Zafgen Inc. suffered a major setback in its bid to become an obesity drug pioneer Wednesday when it disclosed the death of a second patient who had taken the Boston company’s experimental drug in a late-stage clinical trial.
The disclosure sent Zafgen’s shares down almost 61 percent, underscoring the risky nature of the biotechnology business and creating fresh uncertainty for a drug candidate that had been expected to be submitted for US regulatory approval as early as next year.
As in the case of the first death, which Zafgen reported in October, the company did not identify the patient or where the trial had occurred. And it did not say whether its drug, called beloranib, caused the blood clotting in the lungs that led to the patient’s death.
But both of the patients who died had taken beloranib rather than a placebo in the clinical study. The drug, which works to rebalance the way the body makes and uses fat stored in tissues, is meant to treat a rare genetic disorder known as Prader-Willi Syndrome that causes constant hunger and severe and life-threatening obesity. Many patients with the disease are prone to blood clotting and a range of other health problems.
Zafgen chief executive Thomas Hughes declined to discuss the patient deaths Wednesday, a company spokeswoman said. In a statement, Hughes said the company is discussing its next steps with representatives form the Food and Drug Administration.
“Our thoughts are with the patient and their family at this time,” Hughes said. “Patient safety remains our top priority and we are investigating the circumstances around this event.”
Zafgen’s statement said it learned of the patient’s death Tuesday.
The company’s shares plunged $9.65 to $6.28 Wednesday, a decline of nearly 61 percent. Zafgen’s shares had lost 5.8 percent on Tuesday, on a day when broader financial markets traded up strongly, and 4.4 percent on Monday.
Biotech analyst Joseph Schwartz, managing director at the Boston health care investment bank Leerink Partners, said the company is unlikely to seek regulatory approval now until it conducts at least one more clinical trial.
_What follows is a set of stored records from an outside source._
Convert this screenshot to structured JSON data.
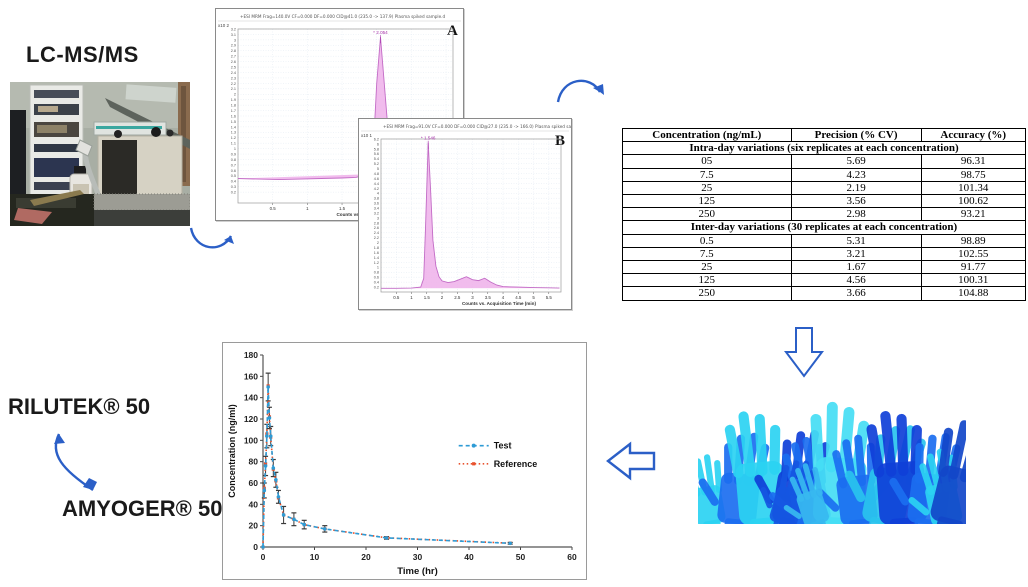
{
  "header": {
    "instrument_label": "LC-MS/MS"
  },
  "drugs": {
    "reference_product": "RILUTEK® 50",
    "test_product": "AMYOGER® 50"
  },
  "icons": {
    "curve_arrow_photo_to_chrom": "curved-right-arrow",
    "curve_arrow_chrom_to_table": "arc-right-arrow",
    "block_arrow_table_to_hands": "down-block-arrow",
    "block_arrow_hands_to_chart": "left-block-arrow",
    "double_curve_arrow_drugs": "two-way-curved-arrow"
  },
  "colors": {
    "arrow_blue": "#2b5fc7",
    "peak_fill": "#eeb0ea",
    "peak_stroke": "#c36cc6",
    "peak_label": "#a431a8",
    "chrom_grid": "#d4e0ec",
    "test_series": "#2e9bd5",
    "reference_series": "#e8512c",
    "error_bar": "#3a3a3a"
  },
  "hands_palette": [
    "#2bd2f2",
    "#1b6ef0",
    "#0f3fd8",
    "#37b9f0",
    "#1247c9",
    "#29c3ee",
    "#1a5ce8",
    "#0e35c0",
    "#45ddf4",
    "#1556e2"
  ],
  "table": {
    "headers": [
      "Concentration (ng/mL)",
      "Precision (% CV)",
      "Accuracy (%)"
    ],
    "sections": [
      {
        "label": "Intra-day variations (six replicates at each concentration)",
        "rows": [
          [
            "05",
            "5.69",
            "96.31"
          ],
          [
            "7.5",
            "4.23",
            "98.75"
          ],
          [
            "25",
            "2.19",
            "101.34"
          ],
          [
            "125",
            "3.56",
            "100.62"
          ],
          [
            "250",
            "2.98",
            "93.21"
          ]
        ]
      },
      {
        "label": "Inter-day variations (30 replicates at each concentration)",
        "rows": [
          [
            "0.5",
            "5.31",
            "98.89"
          ],
          [
            "7.5",
            "3.21",
            "102.55"
          ],
          [
            "25",
            "1.67",
            "91.77"
          ],
          [
            "125",
            "4.56",
            "100.31"
          ],
          [
            "250",
            "3.66",
            "104.88"
          ]
        ]
      }
    ]
  },
  "chart_data": [
    {
      "type": "line",
      "id": "chromatogram-a",
      "panel_label": "A",
      "header_text": "+ESI MRM Frag=140.0V CF=0.000 DF=0.000 CID@41.0 (235.0 -> 137.9) Plasma spiked sample.d",
      "exponent_label": "x10 2",
      "peak_label": "2.054",
      "xlabel": "Counts vs. Acquisition Time (min)",
      "xlim": [
        0,
        3.1
      ],
      "x_tick_start": 0.5,
      "x_tick_step": 0.5,
      "ylim": [
        0.2,
        3.2
      ],
      "y_tick_step": 0.1,
      "x": [
        0,
        0.3,
        0.6,
        0.9,
        1.2,
        1.5,
        1.7,
        1.85,
        1.95,
        2.0,
        2.054,
        2.1,
        2.15,
        2.2,
        2.3,
        2.4,
        2.5,
        2.6,
        2.7,
        2.8,
        2.9,
        3.0,
        3.08
      ],
      "intensity": [
        0.45,
        0.44,
        0.43,
        0.44,
        0.45,
        0.46,
        0.47,
        0.52,
        0.95,
        2.2,
        3.05,
        2.35,
        1.55,
        1.05,
        0.75,
        0.66,
        0.69,
        0.73,
        0.66,
        0.59,
        0.63,
        0.6,
        0.58
      ]
    },
    {
      "type": "line",
      "id": "chromatogram-b",
      "panel_label": "B",
      "header_text": "+ESI MRM Frag=91.0V CF=0.000 DF=0.000 CID@27.0 (235.0 -> 166.0) Plasma spiked sample.d",
      "exponent_label": "x10 1",
      "peak_label": "1.546",
      "xlabel": "Counts vs. Acquisition Time (min)",
      "xlim": [
        0,
        5.9
      ],
      "x_tick_start": 0.5,
      "x_tick_step": 0.5,
      "ylim": [
        0.2,
        6.2
      ],
      "y_tick_step": 0.2,
      "x": [
        0,
        0.5,
        1.0,
        1.3,
        1.4,
        1.46,
        1.546,
        1.62,
        1.7,
        1.8,
        1.9,
        2.0,
        2.2,
        2.4,
        2.6,
        2.8,
        3.0,
        3.2,
        3.4,
        3.6,
        3.8,
        4.0,
        4.5,
        5.0,
        5.5,
        5.85
      ],
      "intensity": [
        0.15,
        0.15,
        0.16,
        0.2,
        0.55,
        2.6,
        6.05,
        4.3,
        2.1,
        1.05,
        0.62,
        0.45,
        0.38,
        0.42,
        0.52,
        0.62,
        0.5,
        0.46,
        0.56,
        0.4,
        0.28,
        0.22,
        0.2,
        0.18,
        0.17,
        0.16
      ]
    },
    {
      "type": "line",
      "id": "pk-profile",
      "xlabel": "Time (hr)",
      "ylabel": "Concentration (ng/ml)",
      "xlim": [
        0,
        60
      ],
      "ylim": [
        0,
        180
      ],
      "x_ticks": [
        0,
        10,
        20,
        30,
        40,
        50,
        60
      ],
      "y_ticks": [
        0,
        20,
        40,
        60,
        80,
        100,
        120,
        140,
        160,
        180
      ],
      "legend_position": "right-middle",
      "grid": false,
      "x": [
        0,
        0.25,
        0.5,
        0.75,
        1,
        1.25,
        1.5,
        2,
        2.5,
        3,
        4,
        6,
        8,
        12,
        24,
        48
      ],
      "series": [
        {
          "name": "Test",
          "color": "#2e9bd5",
          "style": "dashed",
          "values": [
            0,
            53,
            76,
            104,
            150,
            121,
            104,
            74,
            63,
            47,
            30,
            26,
            21,
            17,
            8.5,
            3.5
          ]
        },
        {
          "name": "Reference",
          "color": "#e8512c",
          "style": "dotted",
          "values": [
            0,
            55,
            78,
            106,
            151,
            122,
            103,
            73,
            62,
            46,
            30,
            26,
            21,
            17,
            8.6,
            3.6
          ]
        }
      ],
      "error": [
        0,
        7,
        9,
        11,
        13,
        10,
        9,
        8,
        7,
        6,
        8,
        6,
        4,
        3,
        1.2,
        0.8
      ]
    }
  ]
}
That trial will have to more carefully screen patients and try to address the issue of whether beloranib can trigger clotting, he said.
“It increases the onus on the company to show that the drug is not causing the events,” Schwartz said. “You don’t know if it’s absolutely related to the drug but it doesn’t look good. Now you have two events, so it increases the risk. Although there is a great unmet medical need, the FDA is always concerned about safety foremost.”
Still, he said there remains a chance that beloranib could be approved, though possibly for a smaller patient population and with requirements for more stringent monitoring.
After the first patient death, Zafgen ended the main part of its clinical trial, which enrolled 108 patients and was near completion. It said it would study the data that could enable it to file a new drug application with the FDA and expected to report its findings early next year.
Hughes, in an October interview, said, “Blood clotting is something that occurs commonly in this [patient] population. We have no basis to suggest that taking beloranib triggers clots. What we’re trying to assess is whether beloranib has the ability to amplify clotting.”
That had been an aim of one part of the Zafgen trial that had continued. While the first patient who had died took the drug in a part of a trial where some other patients were given placebos, the second patient who died was in the trial extension where all patients were given the drug.
Trading in Zafgen’s stock had been heavy before it disclosed the first patient’s death. After the disclosure, a lawsuit filed in US District Court in Boston alleged that Zafgen and Hughes violated federal securities laws by initially withholding disclosure of some nonfatal “adverse events” experienced by patients in the clinical trial. Lawyers for the Boston law firm Block & Leviton LLP, which filed the complaint, said they were seeking class-action status.
Zafgen, founded in 2005, is funded by investors that include venture capital firms Atlas Venture of Cambridge and Third Rock Ventures of Boston. The company raised $96 million in an initial public offering last year, using the money to finance its clinical studies.
It is competing against other companies developing obesity therapies, including Intarcia Therapeutics Inc. of Boston and Vivus Inc. of Mountain View, Calif.